There are different ways to listen. Transactional and transformational are two distinct modes of listening.
Transactional listening is the kind that gets things done. It’s efficient and listens for the facts, information and instructions. It’s the subject-to-object-type of listening we are more accustomed to. Much of our listening today is transactional. And with more and more of our transactions becoming automated and less personal, we can experience feelings of frustration, stress, and fear. Transactions are necessary, often efficient, but hardly ever heart-transforming or relationship-building.
In contrast, transformational listening is the personal, subject-to-subject listening that meets our human need for meaning and connection with what is fully alive. It’s being-with, being open, being receptive, being present…able to experience love, belonging, fellowship.
It’s listening the other way.
Like the young girl in the story The Other Way to Listen we can learn to listen “..to hear cornfields sing...or hear a whole sky full of stars…or a cactus blooming.”
Like Mary and Joseph in our Scripture stories today, we can learn to hear angels’ messages.
Both are able to hear and respond in a way that flows from the other way to listen.
What about you?
The Season of Advent is a space and time for each of us to practice the other way to listen so that, in the midst of our ordinary days, our traditions, our dreams, we are attuned to the movement of the Spirit… the Presence of Love, the Holy Nudge…a messenger, a call, an invitation, a promise, an encouragement…
Perhaps it’s at Starbucks over a latte, or driving to work, or folding laundry, or decorating the tree…or at worship, or lighting a prayer candle, or reading Scripture or a good novel or a children’s story… or watching a powerful movie…or in conversation…
The other way to listen is a way of being and a way of relating…to God, to ourselves, and to those around us.
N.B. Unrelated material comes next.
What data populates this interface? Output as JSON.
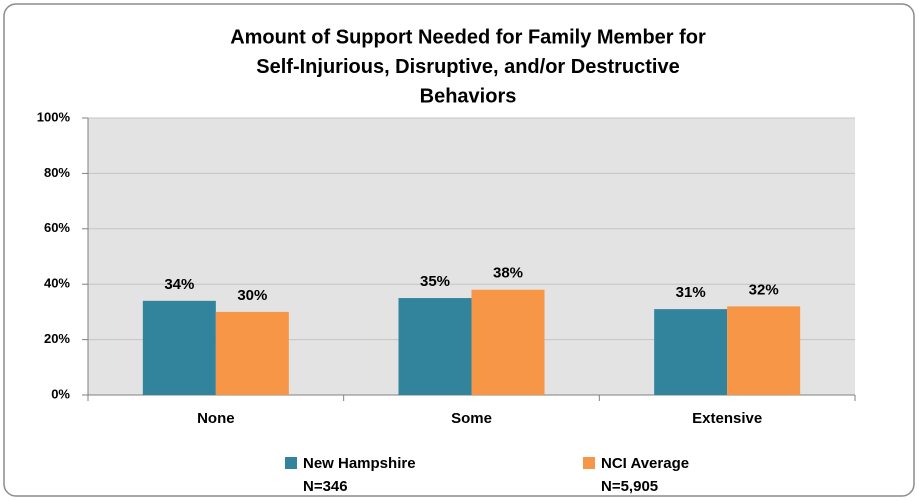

It is a way of being in the moment, being present, being open…a way of learning to be ourselves. It opens and attunes us to the unexpected and extraordinary within the ordinary.
The other way to listen takes time, intention, practice… How is it going for you?
God invites you and me to this transformational listening…to attend to and choose love and purpose, peace and joy… especially amidst the potential stress, frustration, distractions, and negativity of the day. I wonder how we will respond.